General Contractors using QuickBooks will have by far the most complex job costing needs. Tracking the cost of specialized equipment, subcontracts, multiple prevailing wage rates, and retainage in addition to overhead costs, employees, materials and labor charges.
Estimating and Job Costing needs will vary depending on the type of contractor you will be dealing with, so if anyone dares to suggest that one “Chart of Accounts or bookkeeping method” will work for all contractors – well you just shouldn’t listen to them
Meet Gerry the General Contractor:
“Gerry’s” usually have the same basic philosophy as Sam the Subcontractor; however, because they have more employees, subcontractors, and bigger “operations” they realize that they need to consider more things when they go out to bid on a job; but they do not always realize all of what they need to take into consideration nor do they always know how to use QuickBooks efficiently.
Gerry has overhead costs, employees, specialized equipment, company vehicles, materials, subcontractors, retainage, percentage of completion billing, and more that he needs to take into consideration when estimating. He works mostly on prevailing wage jobs, where he has to pay his employees a much higher rate of pay plus fringe benefits with a few private jobs – he isn’t a union shop; so he is paying the prevailing wage fringe benefits in cash to his employees. Billing requirements for his jobs include Time & Materials and Percentage of Completion, where he needs to submit AIA billing forms and track retainage that he is owed and retainage he owes his subcontractors.

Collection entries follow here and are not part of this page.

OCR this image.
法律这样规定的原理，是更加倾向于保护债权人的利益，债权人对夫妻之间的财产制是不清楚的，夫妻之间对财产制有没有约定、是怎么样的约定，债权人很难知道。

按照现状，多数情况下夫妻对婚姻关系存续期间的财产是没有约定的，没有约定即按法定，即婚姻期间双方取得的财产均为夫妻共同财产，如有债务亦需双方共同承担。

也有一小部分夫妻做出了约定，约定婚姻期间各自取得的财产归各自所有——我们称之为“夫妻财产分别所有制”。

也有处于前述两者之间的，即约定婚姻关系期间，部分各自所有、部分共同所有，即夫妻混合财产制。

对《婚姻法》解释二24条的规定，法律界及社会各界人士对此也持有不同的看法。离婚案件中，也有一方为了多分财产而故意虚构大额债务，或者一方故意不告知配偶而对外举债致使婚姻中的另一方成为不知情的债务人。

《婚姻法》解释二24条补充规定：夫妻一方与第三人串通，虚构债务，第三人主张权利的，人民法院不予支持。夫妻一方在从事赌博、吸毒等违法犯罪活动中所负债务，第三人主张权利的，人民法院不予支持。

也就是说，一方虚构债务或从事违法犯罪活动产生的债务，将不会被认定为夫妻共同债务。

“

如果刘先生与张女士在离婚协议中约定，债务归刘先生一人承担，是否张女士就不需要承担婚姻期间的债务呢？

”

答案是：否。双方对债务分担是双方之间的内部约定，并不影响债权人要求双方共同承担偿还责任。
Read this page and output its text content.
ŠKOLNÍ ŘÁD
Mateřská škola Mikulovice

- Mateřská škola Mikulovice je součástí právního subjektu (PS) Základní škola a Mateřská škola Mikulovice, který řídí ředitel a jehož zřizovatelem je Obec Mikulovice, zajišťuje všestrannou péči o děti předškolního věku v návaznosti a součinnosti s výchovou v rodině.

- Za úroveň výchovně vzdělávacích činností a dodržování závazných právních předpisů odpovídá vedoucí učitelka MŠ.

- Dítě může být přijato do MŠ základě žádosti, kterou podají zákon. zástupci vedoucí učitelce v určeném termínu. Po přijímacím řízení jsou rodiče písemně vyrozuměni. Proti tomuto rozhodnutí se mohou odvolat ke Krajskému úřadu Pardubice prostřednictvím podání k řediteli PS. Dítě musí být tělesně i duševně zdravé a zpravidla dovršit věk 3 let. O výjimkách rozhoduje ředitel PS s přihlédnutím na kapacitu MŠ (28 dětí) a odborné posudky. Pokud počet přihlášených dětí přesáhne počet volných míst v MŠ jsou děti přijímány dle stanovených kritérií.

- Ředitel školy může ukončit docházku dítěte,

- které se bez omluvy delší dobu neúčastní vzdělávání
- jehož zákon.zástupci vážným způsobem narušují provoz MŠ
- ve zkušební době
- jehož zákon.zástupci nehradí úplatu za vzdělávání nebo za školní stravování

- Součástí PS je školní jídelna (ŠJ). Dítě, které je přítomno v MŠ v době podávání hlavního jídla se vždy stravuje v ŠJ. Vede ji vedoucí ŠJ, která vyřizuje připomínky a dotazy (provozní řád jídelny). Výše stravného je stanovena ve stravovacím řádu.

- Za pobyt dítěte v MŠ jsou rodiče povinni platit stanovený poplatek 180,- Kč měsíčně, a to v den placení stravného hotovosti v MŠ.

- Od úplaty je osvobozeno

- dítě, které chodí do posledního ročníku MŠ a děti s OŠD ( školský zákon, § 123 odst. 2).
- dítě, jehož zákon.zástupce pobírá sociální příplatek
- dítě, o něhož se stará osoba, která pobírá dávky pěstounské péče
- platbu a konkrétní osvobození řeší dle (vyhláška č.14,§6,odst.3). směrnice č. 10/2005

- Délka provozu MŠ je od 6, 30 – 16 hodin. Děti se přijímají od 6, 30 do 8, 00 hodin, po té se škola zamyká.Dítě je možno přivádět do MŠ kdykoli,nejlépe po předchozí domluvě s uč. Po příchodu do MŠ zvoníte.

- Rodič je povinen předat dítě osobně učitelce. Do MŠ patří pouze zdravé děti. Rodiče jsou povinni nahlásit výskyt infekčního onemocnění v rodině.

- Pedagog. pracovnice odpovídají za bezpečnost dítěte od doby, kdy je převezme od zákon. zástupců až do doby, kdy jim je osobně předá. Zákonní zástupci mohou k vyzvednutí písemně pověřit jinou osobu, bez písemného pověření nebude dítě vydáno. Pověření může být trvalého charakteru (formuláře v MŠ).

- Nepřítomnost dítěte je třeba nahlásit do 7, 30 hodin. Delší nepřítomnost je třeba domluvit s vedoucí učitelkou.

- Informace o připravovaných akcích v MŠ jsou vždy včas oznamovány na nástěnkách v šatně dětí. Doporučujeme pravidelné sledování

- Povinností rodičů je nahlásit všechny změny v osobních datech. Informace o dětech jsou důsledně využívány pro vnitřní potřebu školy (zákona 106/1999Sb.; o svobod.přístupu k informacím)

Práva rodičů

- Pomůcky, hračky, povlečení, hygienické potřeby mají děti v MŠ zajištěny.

Gerry tells you that he was just awarded several contracts on an ARRA funded construction – in some instances he will be the General Contractor and on other jobs he will be a subcontractor, these jobs will last anywhere from 1 to 3 years, and he has to submit certified payroll reports, monthly ARRA reports, and AIA format billings. Gerry will need to hire 25 additional employees – including 2 project manages/estimators, is working with 10 new subcontractors, 3 new project owners, and will be required to submit his certified payroll reports electronically for 3 of the new jobs. He is nervous about how he and his bookkeeper will manage. He offers his employees health insurance – with the company paying a portion of the monthly premiums and contributes to a pension plan on their behalf. His workers’ comp and general liability insurance premiums are outrageous, because he is paying his prevailing wage fringes in cash, and with new employees, he wants to be prepared.
TIP: Investigate to see if Gerry is able to take credit against the entire prevailing wage fringe benefit package for company contributions made to employee health insurance and pension plans. If he is able to take credit, make sure that he is actually taking the credit and therefore reducing the full cash fringe amount. This will help to reduce his General Liability and Worker’s Compensation costs, especially if they are based on gross payroll instead of gross sales.
Request our free eBook on 4 Ways Contractors Pay Prevailing Wage Fringe Benefits.
Gerry has QuickBooks Pro 2009 and a full-time bookkeeper. They use QuickBooks to run payroll, do Estimates, and job costing. They have been using the QuickBooks built-in certified payroll report – but they have to do a lot of manual adjustments to make them meet requirements, and Excel to do his ARRA reports, AIA Billings, and to track subcontracts and equipment costs. He knows that they could be using QuickBooks more efficiently – but do not know how to make changes – he is also not positive that the reports he is getting from QuickBooks are accurate or include “everything”.
As Gerry’s ProAdvisor or CPA, you should first do a general review of their QuickBooks file and help him identify areas for improvement and then implement new procedures.
You will find that Gerry is going to be more than willing to make changes; his bookkeeper on the other hand could present another problem.
A basic plan of action for Gerry and his bookkeeper would be to:
- Move his Excel based tasks into QuickBooks
- Review the QuickBooks Item List and make any necessary changes
- Review the existing Job Costing methods
- Review their existing Time & Materials Billing methods
- Run existing Estimate vs. Actual Reports and drill down into the details to find potentially missing costs
- Review Payroll methods, making sure that payroll is being job costed correctly
- Teach Gerry and his bookkeeper to use Purchase Orders to track material purchases and Subcontracts
- Implement Workers Comp and General Liability tracking
- Implement Vehicle and Equipment Costing procedures
- Implement a Retainage Tracking system
- Research ways in which to lower General Liability and Worker’s Compensation costs
- Implement QuickBooks integrated applications to deal with AIA Billing and all aspects of Certified Payroll, ARRA Reporting, and electronic submission
Gerry is very concerned and is becoming increasingly agitated and his bookkeeper is feeling very overwhelmed and out of her element – but will not admit it. Gerry will probably want to hire you for on-going review of his QuickBooks file and to provide training for his bookkeeper, just to make sure that “things” are being done right. The bookkeeper on the other hand, knows that she is over her head and needs training – but is resentful.
Gerry and his bookkeeper would benefit from automating certified payroll and AIA billing requirements.